Study for Milan equestrian
sculpture, 1482-90,
Leonardo
Actually, when it comes to Leonardo, genius that he was, his bravado often outpaced the technical limitations of his media.  He went to Milan in 1482 to design and cast a bronze equestrian statue 23 feet tall, more than twice as large as anything ever attempted before.  The problem was, he spent more time while there directing extravagant entertainment productions than building his horse. He was more than ten years, drawing it, engineering it, modeling it, even remodeling it.  They even got as far as acquiring the nearly ten tons of bronze for it, only to have the model destroyed when Milan fell to French invaders in 1499. Leonardo fled for his life.  However, once back in Florence, around 1505, there came an even greater disaster--The Battle of Anghiari.

Commissioned by the city fathers in direct competition with his upstart rival, Michelangelo, who was to paint the opposite wall in the council chamber, (a scene titled The Battle of Cascina, which was never executed).
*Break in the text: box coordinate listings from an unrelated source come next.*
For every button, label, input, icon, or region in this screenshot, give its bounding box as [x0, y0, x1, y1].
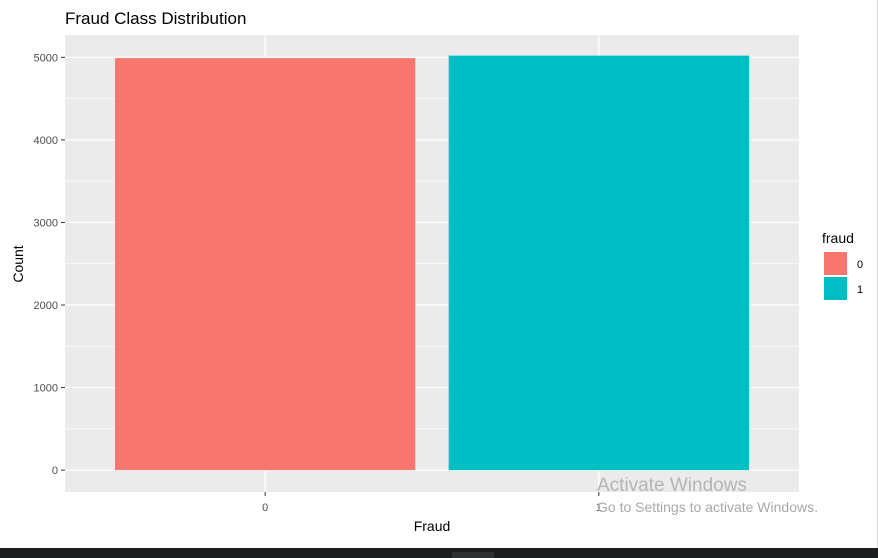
- y-axis-title: Count: [10, 245, 26, 282]
- legend-label-0: 0: [857, 259, 863, 271]
- legend-key-0: [824, 252, 847, 275]
- y-tick-label: 0: [52, 465, 58, 477]
- y-tick-label: 4000: [34, 135, 58, 147]
- legend-title: fraud: [822, 230, 854, 246]
- y-tick-label: 2000: [34, 300, 58, 312]
- chart-title: Fraud Class Distribution: [65, 9, 246, 28]
- taskbar: [0, 548, 878, 558]
- y-tick-label: 1000: [34, 383, 58, 395]
- x-axis-title: Fraud: [414, 518, 451, 534]
- y-tick-label: 3000: [34, 217, 58, 229]
- legend-key-1: [824, 277, 847, 300]
- legend-label-1: 1: [857, 284, 863, 296]
- bar-1: [448, 55, 749, 471]
- x-tick-label: 1: [596, 502, 602, 514]
- taskbar-app-icon[interactable]: [452, 552, 494, 558]
- x-tick-label: 0: [262, 502, 268, 514]
- y-axis: 0 1000 2000 3000 4000 5000: [34, 52, 65, 477]
- legend: fraud 0 1: [822, 230, 863, 300]
- bar-0: [115, 58, 416, 471]
- bars: [115, 55, 749, 471]
- y-tick-label: 5000: [34, 52, 58, 64]
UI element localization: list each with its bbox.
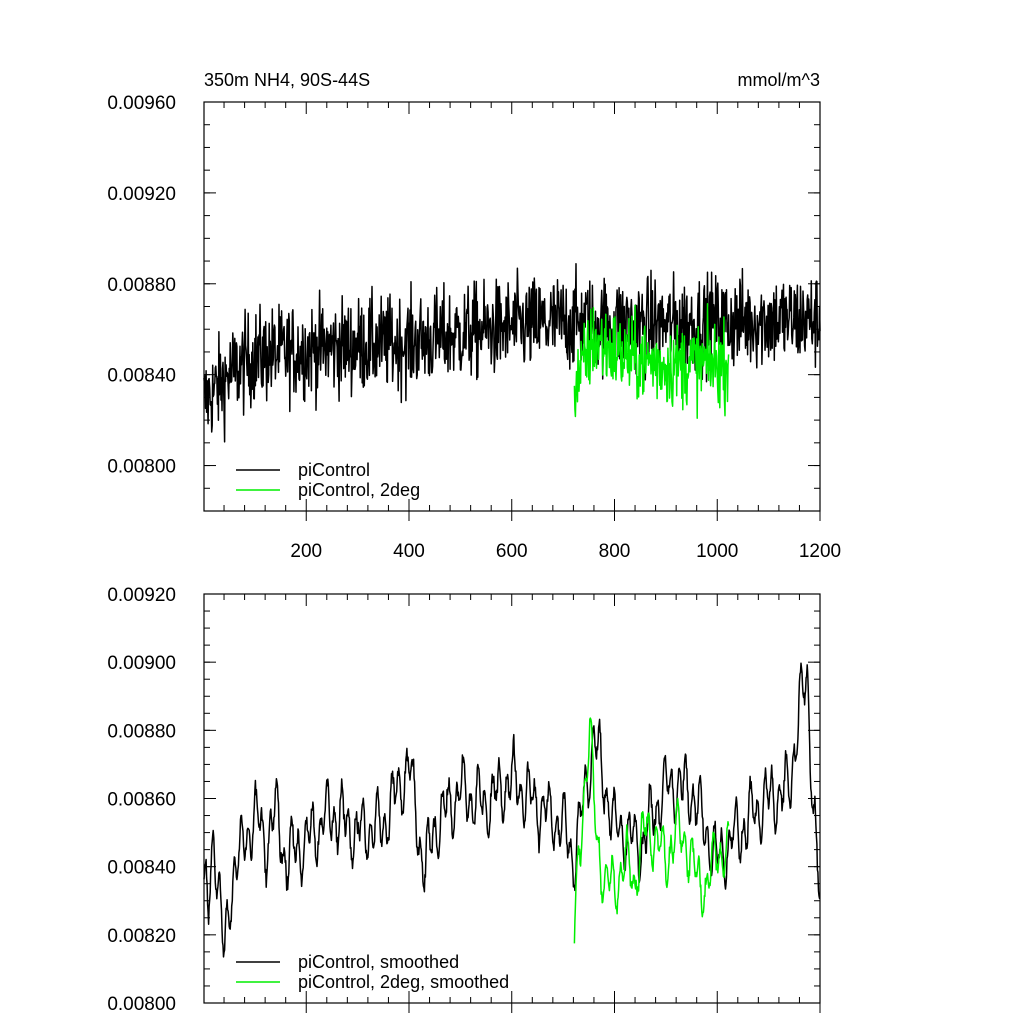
y-tick-label: 0.00900 <box>107 653 176 674</box>
x-tick-label: 800 <box>599 541 631 562</box>
series-line-picontrol-smoothed <box>203 662 821 958</box>
bottom-axis-ticks: 0.00800 0.00820 0.00840 0.00860 0.00880 0.009… <box>107 585 821 1015</box>
x-tick-label: 1200 <box>799 541 841 562</box>
y-tick-label: 0.00800 <box>107 994 176 1015</box>
legend-label-picontrol-smoothed: piControl, smoothed <box>298 952 459 972</box>
x-tick-label: 600 <box>496 541 528 562</box>
y-tick-label: 0.00860 <box>107 790 176 811</box>
top-series-lines <box>203 263 821 443</box>
bottom-chart-panel: 0.00800 0.00820 0.00840 0.00860 0.00880 0.009… <box>107 585 821 1015</box>
units-label: mmol/m^3 <box>738 70 820 90</box>
top-legend: piControl piControl, 2deg <box>236 460 420 500</box>
y-tick-label: 0.00800 <box>107 457 176 478</box>
bottom-legend: piControl, smoothed piControl, 2deg, smo… <box>236 952 509 992</box>
y-tick-label: 0.00820 <box>107 926 176 947</box>
top-plot-frame <box>203 101 821 512</box>
series-line-picontrol-2deg <box>573 302 730 420</box>
legend-label-picontrol: piControl <box>298 460 370 480</box>
series-line-picontrol <box>203 263 821 443</box>
bottom-plot-frame <box>203 593 821 1004</box>
x-tick-label: 200 <box>290 541 322 562</box>
bottom-series-lines <box>203 662 821 958</box>
top-chart-panel: 350m NH4, 90S-44S mmol/m^3 0.00800 0.0084… <box>107 70 841 562</box>
y-tick-label: 0.00840 <box>107 858 176 879</box>
chart-title: 350m NH4, 90S-44S <box>204 70 370 90</box>
y-tick-label: 0.00920 <box>107 184 176 205</box>
y-tick-label: 0.00880 <box>107 721 176 742</box>
y-tick-label: 0.00840 <box>107 366 176 387</box>
series-line-picontrol-2deg-smoothed <box>573 717 730 944</box>
top-axis-ticks: 0.00800 0.00840 0.00880 0.00920 0.00960 200 40… <box>107 93 841 562</box>
y-tick-label: 0.00920 <box>107 585 176 606</box>
x-tick-label: 400 <box>393 541 425 562</box>
y-tick-label: 0.00960 <box>107 93 176 114</box>
y-tick-label: 0.00880 <box>107 275 176 296</box>
legend-label-picontrol-2deg-smoothed: piControl, 2deg, smoothed <box>298 972 509 992</box>
x-tick-label: 1000 <box>696 541 738 562</box>
legend-label-picontrol-2deg: piControl, 2deg <box>298 480 420 500</box>
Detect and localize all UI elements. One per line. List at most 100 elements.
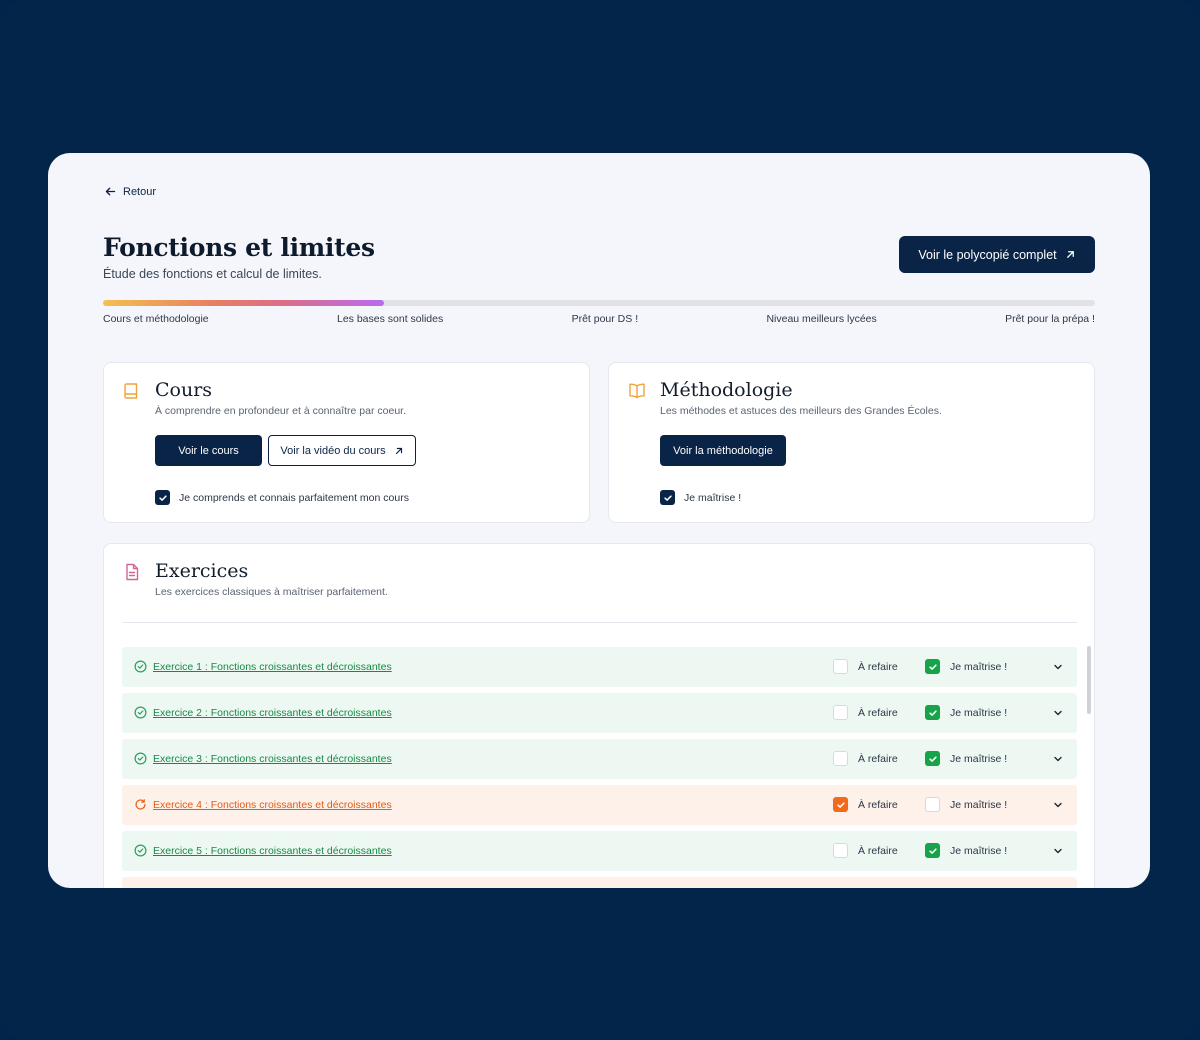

Leonardo was faced with a giant space and neither the experience nor the temperament to work in true fresco, the logical medium for such a commission.  With the difficulties of the Last Supper still fresh in his mind, he fortunately eschewed tempera on gesso and decided to try reviving the ancient Roman painting medium, encaustic.  Leonardo was nothing if not ambitious. 

Battle of Anghiari, 1603 drawing,
Peter Paul Rubens, based on studies
 by Leonardo


Basically the medium involves mixing and painting with pigments added to hot wax. Traditionally such work had been done on small, wooden panels.  To facilitate his movement in front of the wall Leonardo invented an ingenious wheeled scaffolding that could be raised and lowered by workmen turning a large wooden screw in its crisscrossed legs.  If only his genius had extended to a way to paint large-scale murals using hot wax without generating so much heat from his braziers as to cause the finished portions of the painting to melt, he might have created a considerable masterpiece.  As it was, ever the scientist, Leonardo discovered the law of physics which says that when heat rises, wax descends.